Listening in noise poses a challenge for many with varying degrees of hearing loss. The widespread use of masks during the COVID-19 pandemic was a potent reminder of just how valuable visual cues can be to those with hearing loss trying to decipher speech, and how much more difficult listening can be when those cues are gone, such as covered up by a mask. Many previous studies have shown listeners can achieve much better speech comprehension when looking directly at the talker’s face.
The authors of a new study recently published in Trends in Hearing developed a deep neural network (DNN) based system capable of generating movies of a talking face from speech audio and a single face image. Their study sought to quantify the benefits that a DNN could provide in terms of speech comprehension in noise.
DEEP NEURAL NETWORK TRIALS
DNNs are machine learning systems that can perform several layers of computation to provide a synthetic visual listening aid. In this study, the authors masked target speech audio with signal to noise ratios (SNRs) of −9, −6, −3, and 0 dB and presented this audio to the study participants in three audio-visual (AV) stimulus conditions: 1) synthesized AV: audio with the synthesized talking face movie; 2) natural AV: audio with the original movie from the corpus; and 3) audio-only: audio with a static image of the talker. The study involved 10 participants aged 19 to 40. Participants listened to audio and typed the sentences they heard in each trial. There were 15 trials within each combination of AV and SNR for a total of 180 trials. The study authors quantified the participants data using keyword recognition.
RESULTS AND CONCLUSIONS
Test results showed that participant speech comprehension performance was the strongest in the natural AV condition, second highest in the synthesized AV condition, and, as expected, lowest in the audio-only condition. Although individual progress varied among subjects, every participant benefited in some degree from the synthetic AV stimulus.

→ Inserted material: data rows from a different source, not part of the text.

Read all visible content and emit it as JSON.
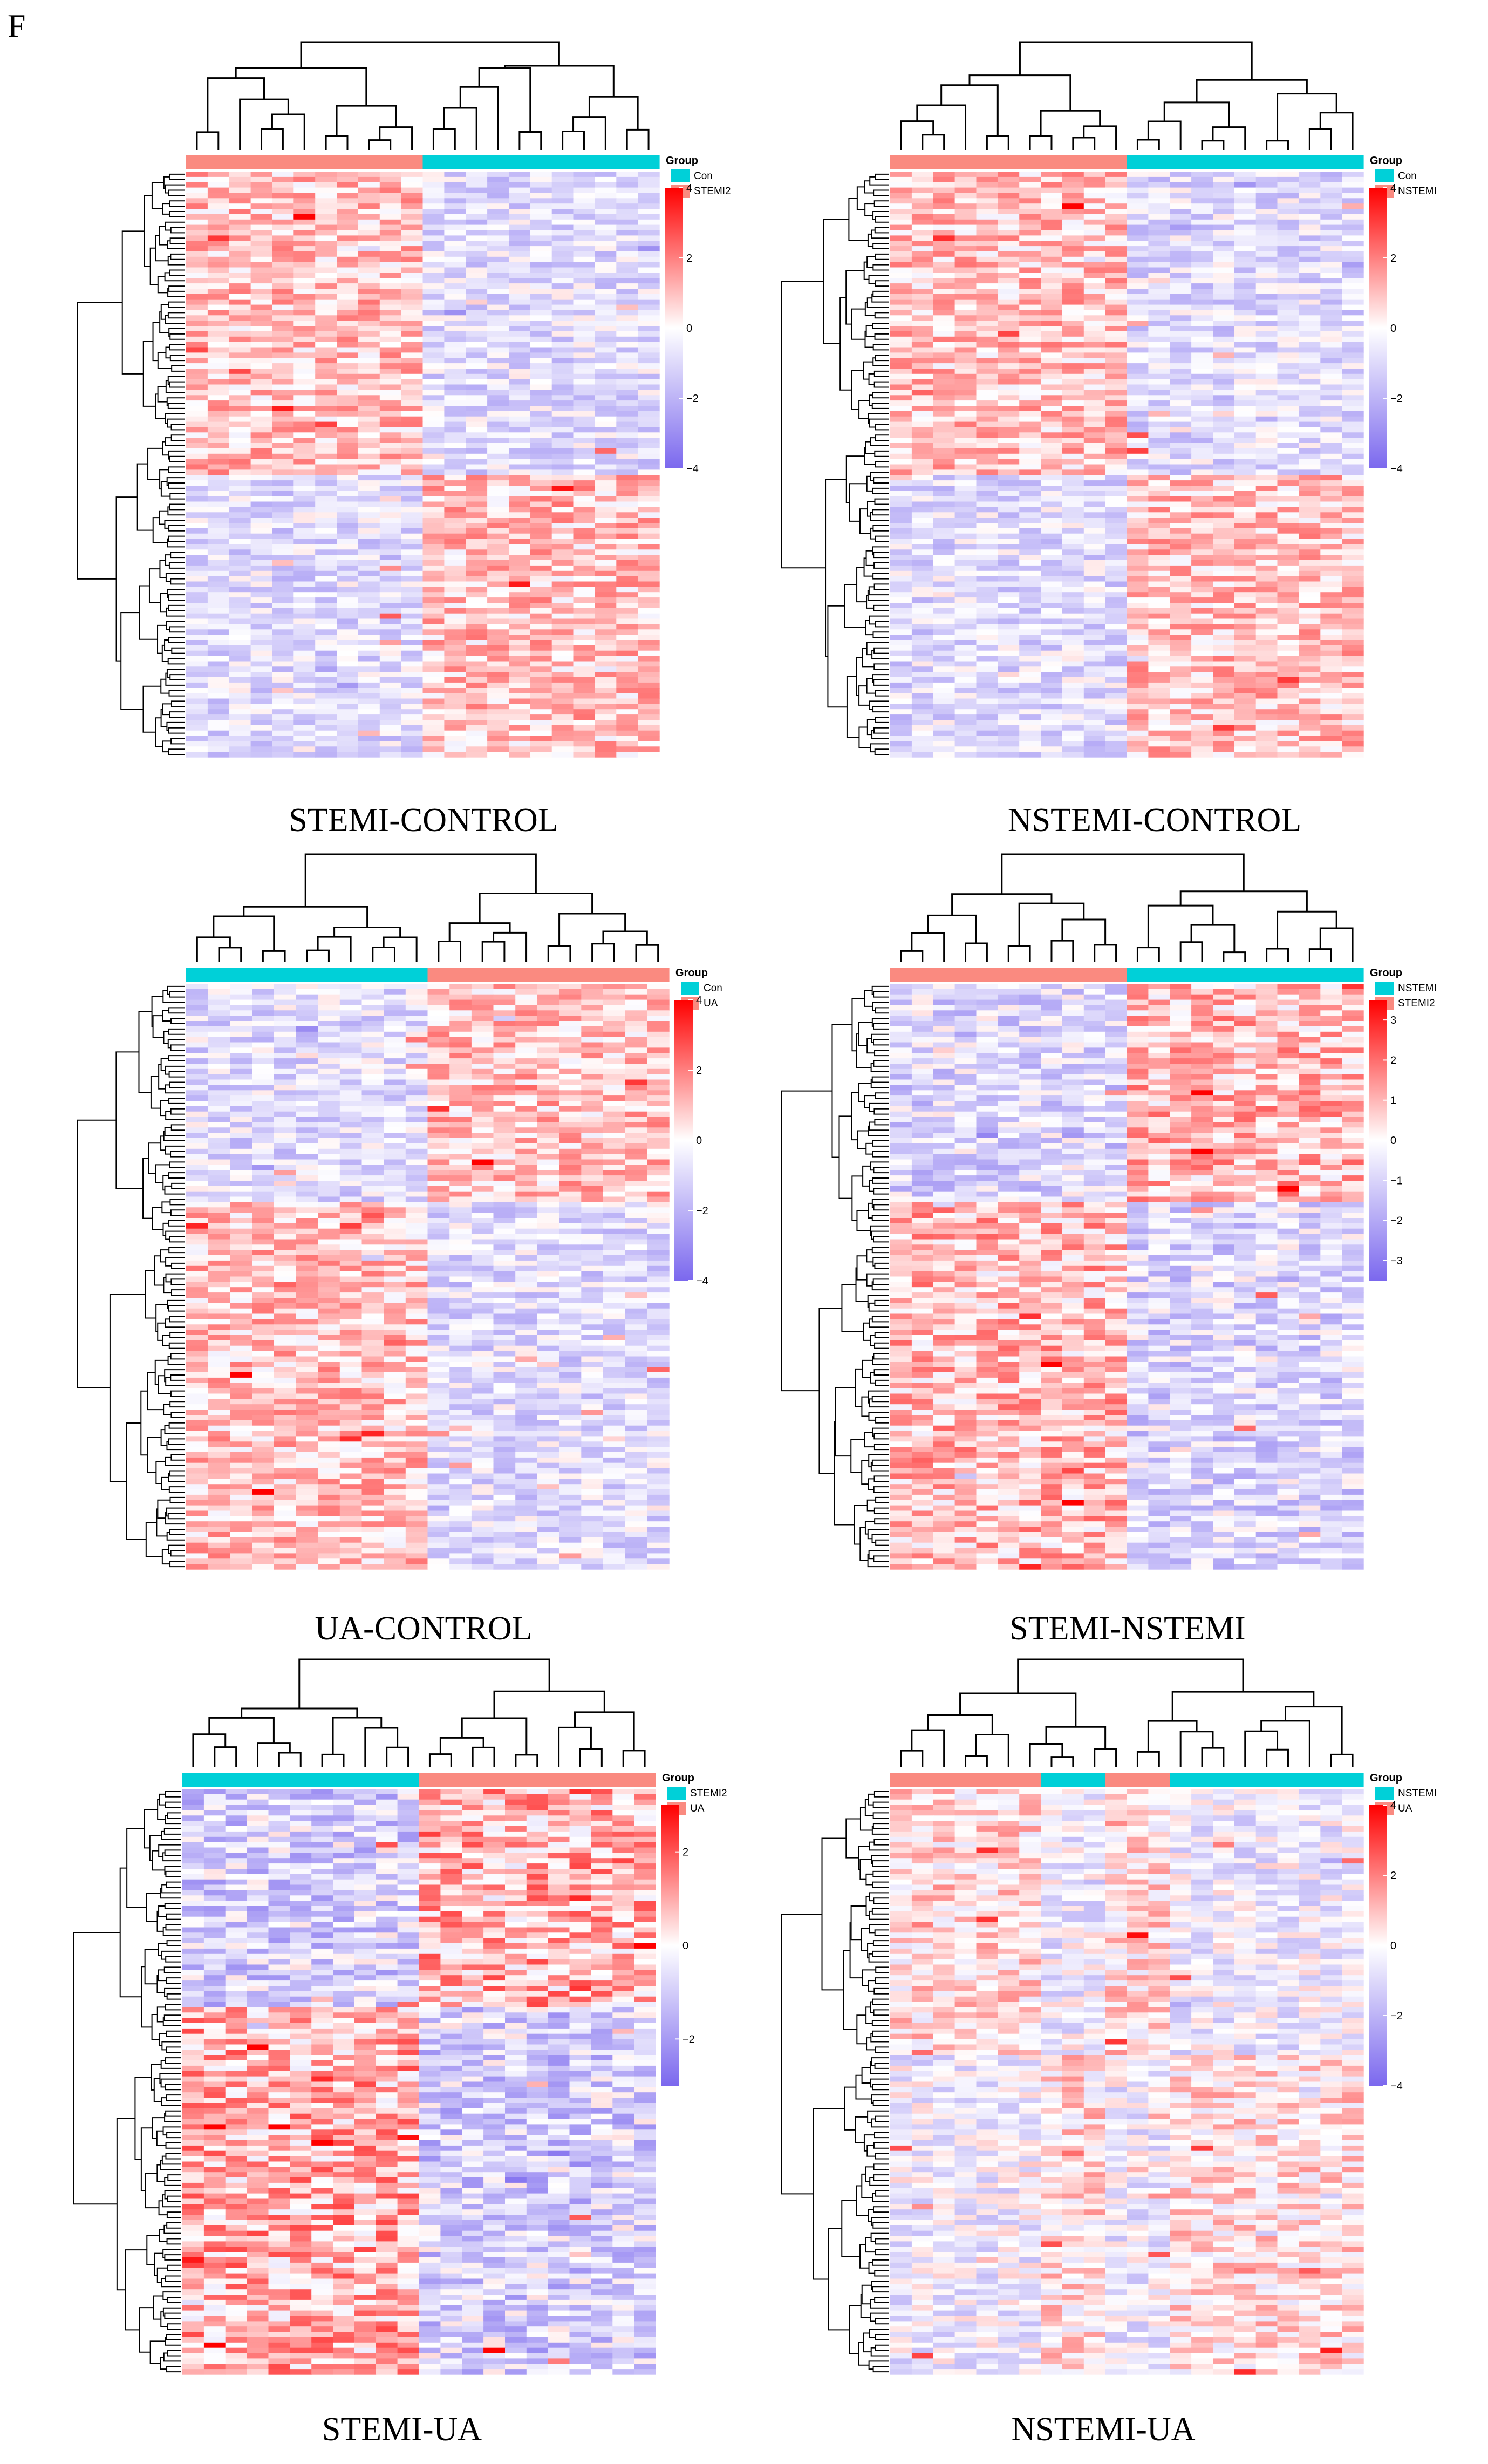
{
  "panel_letter": "F",
  "colors": {
    "low": "#7b68ee",
    "mid": "#ffffff",
    "high": "#ff0000",
    "group_cyan": "#00d0d8",
    "group_salmon": "#fa8a80",
    "dendro": "#000000"
  },
  "chart_data": [
    {
      "type": "heatmap",
      "title": "STEMI-CONTROL",
      "legend_title": "Group",
      "groups": [
        "Con",
        "STEMI2"
      ],
      "columns": 22,
      "rows": 110,
      "column_groups": [
        "STEMI2",
        "STEMI2",
        "STEMI2",
        "STEMI2",
        "STEMI2",
        "STEMI2",
        "STEMI2",
        "STEMI2",
        "STEMI2",
        "STEMI2",
        "STEMI2",
        "Con",
        "Con",
        "Con",
        "Con",
        "Con",
        "Con",
        "Con",
        "Con",
        "Con",
        "Con",
        "Con"
      ],
      "scale_range": [
        -4,
        4
      ],
      "scale_ticks": [
        4,
        2,
        0,
        -2,
        -4
      ],
      "pattern": "left_top_up"
    },
    {
      "type": "heatmap",
      "title": "NSTEMI-CONTROL",
      "legend_title": "Group",
      "groups": [
        "Con",
        "NSTEMI"
      ],
      "columns": 22,
      "rows": 110,
      "column_groups": [
        "NSTEMI",
        "NSTEMI",
        "NSTEMI",
        "NSTEMI",
        "NSTEMI",
        "NSTEMI",
        "NSTEMI",
        "NSTEMI",
        "NSTEMI",
        "NSTEMI",
        "NSTEMI",
        "Con",
        "Con",
        "Con",
        "Con",
        "Con",
        "Con",
        "Con",
        "Con",
        "Con",
        "Con",
        "Con"
      ],
      "scale_range": [
        -4,
        4
      ],
      "scale_ticks": [
        4,
        2,
        0,
        -2,
        -4
      ],
      "pattern": "left_top_up"
    },
    {
      "type": "heatmap",
      "title": "UA-CONTROL",
      "legend_title": "Group",
      "groups": [
        "Con",
        "UA"
      ],
      "columns": 22,
      "rows": 110,
      "column_groups": [
        "Con",
        "Con",
        "Con",
        "Con",
        "Con",
        "Con",
        "Con",
        "Con",
        "Con",
        "Con",
        "Con",
        "UA",
        "UA",
        "UA",
        "UA",
        "UA",
        "UA",
        "UA",
        "UA",
        "UA",
        "UA",
        "UA"
      ],
      "scale_range": [
        -4,
        4
      ],
      "scale_ticks": [
        4,
        2,
        0,
        -2,
        -4
      ],
      "pattern": "right_top_up"
    },
    {
      "type": "heatmap",
      "title": "STEMI-NSTEMI",
      "legend_title": "Group",
      "groups": [
        "NSTEMI",
        "STEMI2"
      ],
      "columns": 22,
      "rows": 110,
      "column_groups": [
        "STEMI2",
        "STEMI2",
        "STEMI2",
        "STEMI2",
        "STEMI2",
        "STEMI2",
        "STEMI2",
        "STEMI2",
        "STEMI2",
        "STEMI2",
        "STEMI2",
        "NSTEMI",
        "NSTEMI",
        "NSTEMI",
        "NSTEMI",
        "NSTEMI",
        "NSTEMI",
        "NSTEMI",
        "NSTEMI",
        "NSTEMI",
        "NSTEMI",
        "NSTEMI"
      ],
      "scale_range": [
        -3.5,
        3.5
      ],
      "scale_ticks": [
        3,
        2,
        1,
        0,
        -1,
        -2,
        -3
      ],
      "pattern": "right_top_up"
    },
    {
      "type": "heatmap",
      "title": "STEMI-UA",
      "legend_title": "Group",
      "groups": [
        "STEMI2",
        "UA"
      ],
      "columns": 22,
      "rows": 110,
      "column_groups": [
        "STEMI2",
        "STEMI2",
        "STEMI2",
        "STEMI2",
        "STEMI2",
        "STEMI2",
        "STEMI2",
        "STEMI2",
        "STEMI2",
        "STEMI2",
        "STEMI2",
        "UA",
        "UA",
        "UA",
        "UA",
        "UA",
        "UA",
        "UA",
        "UA",
        "UA",
        "UA",
        "UA"
      ],
      "scale_range": [
        -3,
        3
      ],
      "scale_ticks": [
        2,
        0,
        -2
      ],
      "pattern": "right_top_up"
    },
    {
      "type": "heatmap",
      "title": "NSTEMI-UA",
      "legend_title": "Group",
      "groups": [
        "NSTEMI",
        "UA"
      ],
      "columns": 22,
      "rows": 110,
      "column_groups": [
        "UA",
        "UA",
        "UA",
        "UA",
        "UA",
        "UA",
        "UA",
        "NSTEMI",
        "NSTEMI",
        "NSTEMI",
        "UA",
        "UA",
        "UA",
        "NSTEMI",
        "NSTEMI",
        "NSTEMI",
        "NSTEMI",
        "NSTEMI",
        "NSTEMI",
        "NSTEMI",
        "NSTEMI",
        "NSTEMI"
      ],
      "scale_range": [
        -4,
        4
      ],
      "scale_ticks": [
        4,
        2,
        0,
        -2,
        -4
      ],
      "pattern": "mixed"
    }
  ]
}
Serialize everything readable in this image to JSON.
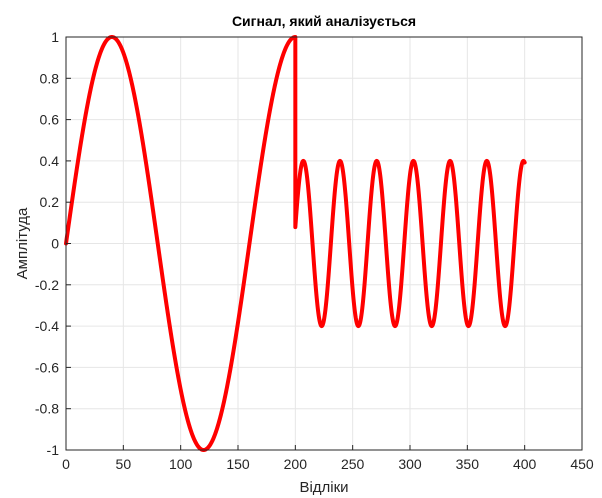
{
  "chart_data": {
    "type": "line",
    "title": "Сигнал, який аналізується",
    "xlabel": "Відліки",
    "ylabel": "Амплітуда",
    "xlim": [
      0,
      450
    ],
    "ylim": [
      -1,
      1
    ],
    "grid": true,
    "x_ticks": [
      "0",
      "50",
      "100",
      "150",
      "200",
      "250",
      "300",
      "350",
      "400",
      "450"
    ],
    "y_ticks": [
      "-1",
      "-0.8",
      "-0.6",
      "-0.4",
      "-0.2",
      "0",
      "0.2",
      "0.4",
      "0.6",
      "0.8",
      "1"
    ],
    "series": [
      {
        "color": "#ff0000",
        "segments": [
          {
            "x_start": 0,
            "x_end": 200,
            "amplitude": 1.0,
            "period": 160,
            "phase_at_start": 0
          },
          {
            "x_start": 200,
            "x_end": 400,
            "amplitude": 0.4,
            "period": 32,
            "phase_at_start": 0.2
          }
        ]
      }
    ]
  },
  "colors": {
    "line": "#ff0000",
    "grid": "#e6e6e6",
    "axes": "#262626"
  }
}
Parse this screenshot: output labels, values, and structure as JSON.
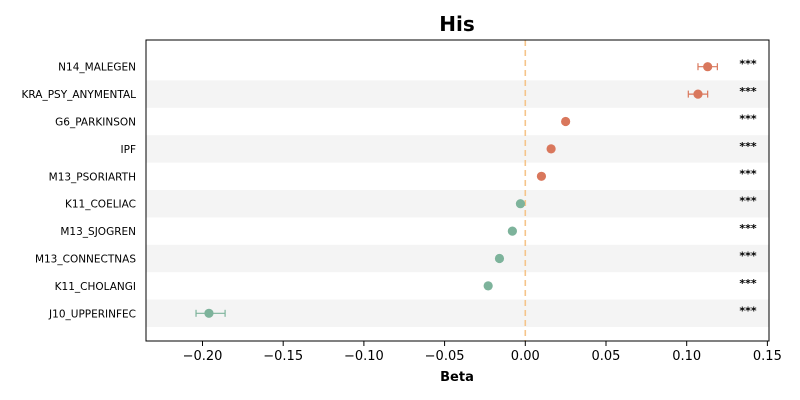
{
  "chart_data": {
    "type": "scatter",
    "title": "His",
    "xlabel": "Beta",
    "ylabel": "",
    "xlim": [
      -0.235,
      0.151
    ],
    "xticks": [
      -0.2,
      -0.15,
      -0.1,
      -0.05,
      0.0,
      0.05,
      0.1,
      0.15
    ],
    "xtick_labels": [
      "−0.20",
      "−0.15",
      "−0.10",
      "−0.05",
      "0.00",
      "0.05",
      "0.10",
      "0.15"
    ],
    "reference_line": 0.0,
    "reference_line_color": "#f5c48a",
    "positive_color": "#d9775c",
    "negative_color": "#7db39b",
    "stripe_color": "#f4f4f4",
    "grid": false,
    "points": [
      {
        "label": "N14_MALEGEN",
        "beta": 0.113,
        "ci_low": 0.107,
        "ci_high": 0.119,
        "sig": "***"
      },
      {
        "label": "KRA_PSY_ANYMENTAL",
        "beta": 0.107,
        "ci_low": 0.101,
        "ci_high": 0.113,
        "sig": "***"
      },
      {
        "label": "G6_PARKINSON",
        "beta": 0.025,
        "ci_low": 0.024,
        "ci_high": 0.026,
        "sig": "***"
      },
      {
        "label": "IPF",
        "beta": 0.016,
        "ci_low": 0.015,
        "ci_high": 0.017,
        "sig": "***"
      },
      {
        "label": "M13_PSORIARTH",
        "beta": 0.01,
        "ci_low": 0.009,
        "ci_high": 0.011,
        "sig": "***"
      },
      {
        "label": "K11_COELIAC",
        "beta": -0.003,
        "ci_low": -0.004,
        "ci_high": -0.002,
        "sig": "***"
      },
      {
        "label": "M13_SJOGREN",
        "beta": -0.008,
        "ci_low": -0.009,
        "ci_high": -0.007,
        "sig": "***"
      },
      {
        "label": "M13_CONNECTNAS",
        "beta": -0.016,
        "ci_low": -0.017,
        "ci_high": -0.015,
        "sig": "***"
      },
      {
        "label": "K11_CHOLANGI",
        "beta": -0.023,
        "ci_low": -0.024,
        "ci_high": -0.022,
        "sig": "***"
      },
      {
        "label": "J10_UPPERINFEC",
        "beta": -0.196,
        "ci_low": -0.204,
        "ci_high": -0.186,
        "sig": "***"
      }
    ]
  }
}
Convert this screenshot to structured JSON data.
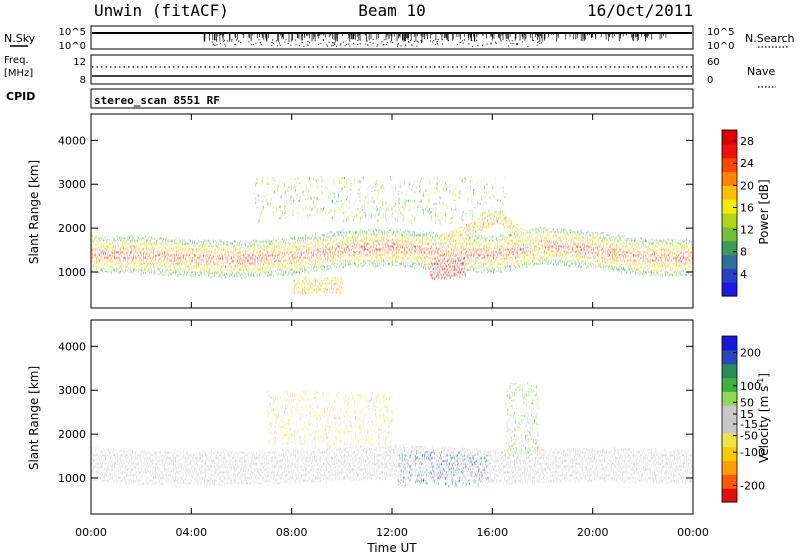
{
  "header": {
    "station": "Unwin (fitACF)",
    "beam": "Beam 10",
    "date": "16/Oct/2011"
  },
  "noise_panel": {
    "left_label": "N.Sky",
    "left_ticks": [
      "10^5",
      "10^0"
    ],
    "right_ticks": [
      "10^5",
      "10^0"
    ],
    "right_label": "N.Search"
  },
  "freq_panel": {
    "left_label_1": "Freq.",
    "left_label_2": "[MHz]",
    "left_ticks": [
      "12",
      "8"
    ],
    "right_ticks": [
      "60",
      "0"
    ],
    "right_label": "Nave"
  },
  "cpid_panel": {
    "label": "CPID",
    "program": "stereo_scan 8551 RF"
  },
  "colors": {
    "power_scale": [
      "#1a1adc",
      "#2a3fc8",
      "#2f6e9a",
      "#3a9a5a",
      "#72c03a",
      "#b4d418",
      "#f2ec0a",
      "#ffbe00",
      "#ff8200",
      "#ff4600",
      "#f01010",
      "#dc0000"
    ],
    "velocity_scale": [
      "#e01010",
      "#ff5a00",
      "#ff9c00",
      "#ffc800",
      "#f2e24a",
      "#c8c8c8",
      "#c8c8c8",
      "#8fd858",
      "#40b040",
      "#2a8a5a",
      "#2848b8",
      "#1818d8"
    ]
  },
  "chart_data": [
    {
      "type": "heatmap",
      "panel": "power",
      "xlabel": "",
      "ylabel": "Slant Range [km]",
      "x_ticks": [
        "00:00",
        "04:00",
        "08:00",
        "12:00",
        "16:00",
        "20:00",
        "00:00"
      ],
      "xlim": [
        0,
        24
      ],
      "ylim": [
        180,
        4600
      ],
      "y_ticks": [
        1000,
        2000,
        3000,
        4000
      ],
      "colorbar": {
        "label": "Power [dB]",
        "ticks": [
          4,
          8,
          12,
          16,
          20,
          24,
          28
        ],
        "range": [
          0,
          30
        ]
      },
      "features": [
        {
          "kind": "main_band",
          "x": [
            0,
            2,
            4,
            6,
            8,
            10,
            12,
            14,
            16,
            18,
            20,
            22,
            24
          ],
          "y": [
            1400,
            1380,
            1320,
            1280,
            1360,
            1520,
            1560,
            1450,
            1400,
            1600,
            1500,
            1330,
            1320
          ],
          "value": 22
        },
        {
          "kind": "hot_patch",
          "x": [
            13.5,
            14.9
          ],
          "y": [
            950,
            1350
          ],
          "value": 28
        },
        {
          "kind": "arc",
          "x": [
            14,
            16.2,
            18
          ],
          "y": [
            1700,
            2250,
            1500
          ],
          "value": 18
        },
        {
          "kind": "upper_echoes",
          "x": [
            6.5,
            16.5
          ],
          "y": [
            2200,
            3200
          ],
          "value": 12
        },
        {
          "kind": "lower_patch",
          "x": [
            8,
            10
          ],
          "y": [
            600,
            900
          ],
          "value": 18
        }
      ]
    },
    {
      "type": "heatmap",
      "panel": "velocity",
      "xlabel": "Time UT",
      "ylabel": "Slant Range [km]",
      "x_ticks": [
        "00:00",
        "04:00",
        "08:00",
        "12:00",
        "16:00",
        "20:00",
        "00:00"
      ],
      "xlim": [
        0,
        24
      ],
      "ylim": [
        180,
        4600
      ],
      "y_ticks": [
        1000,
        2000,
        3000,
        4000
      ],
      "colorbar": {
        "label": "Velocity [m s^-1]",
        "ticks": [
          200,
          100,
          50,
          15,
          -15,
          -50,
          -100,
          -200
        ],
        "range": [
          -250,
          250
        ]
      },
      "features": [
        {
          "kind": "ground_scatter",
          "x": [
            0,
            24
          ],
          "y": [
            900,
            1750
          ],
          "value": 0
        },
        {
          "kind": "negative_upper",
          "x": [
            7,
            12
          ],
          "y": [
            1800,
            3000
          ],
          "value": -60
        },
        {
          "kind": "positive_patch",
          "x": [
            12.2,
            15.8
          ],
          "y": [
            900,
            1650
          ],
          "value": 180
        },
        {
          "kind": "positive_streak",
          "x": [
            16.5,
            17.8
          ],
          "y": [
            1600,
            3200
          ],
          "value": 60
        }
      ]
    }
  ]
}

“Listeners’ performance on the experimental task showed that the synthesized face significantly improves speech comprehension compared to when only acoustical signals are present,” wrote the study authors. “The benefit was greatest when listening in low SNRs, with performance in the synthetic face condition falling approximately halfway between the audio-only and natural AV conditions.”
Results from the Trends in Hearing study support the hypothesis that a DNN-based model utilized a talking face can meaningfully enhance listening comprehension in noisy settings and could potentially become a visual hearing aid.
“This study demonstrates that in the absence of a natural visual stimulus, speech comprehension can be enhanced by a synthesized, realistic talking face that is generated purely from the acoustical signal using a DNN-based model,” concluded the authors.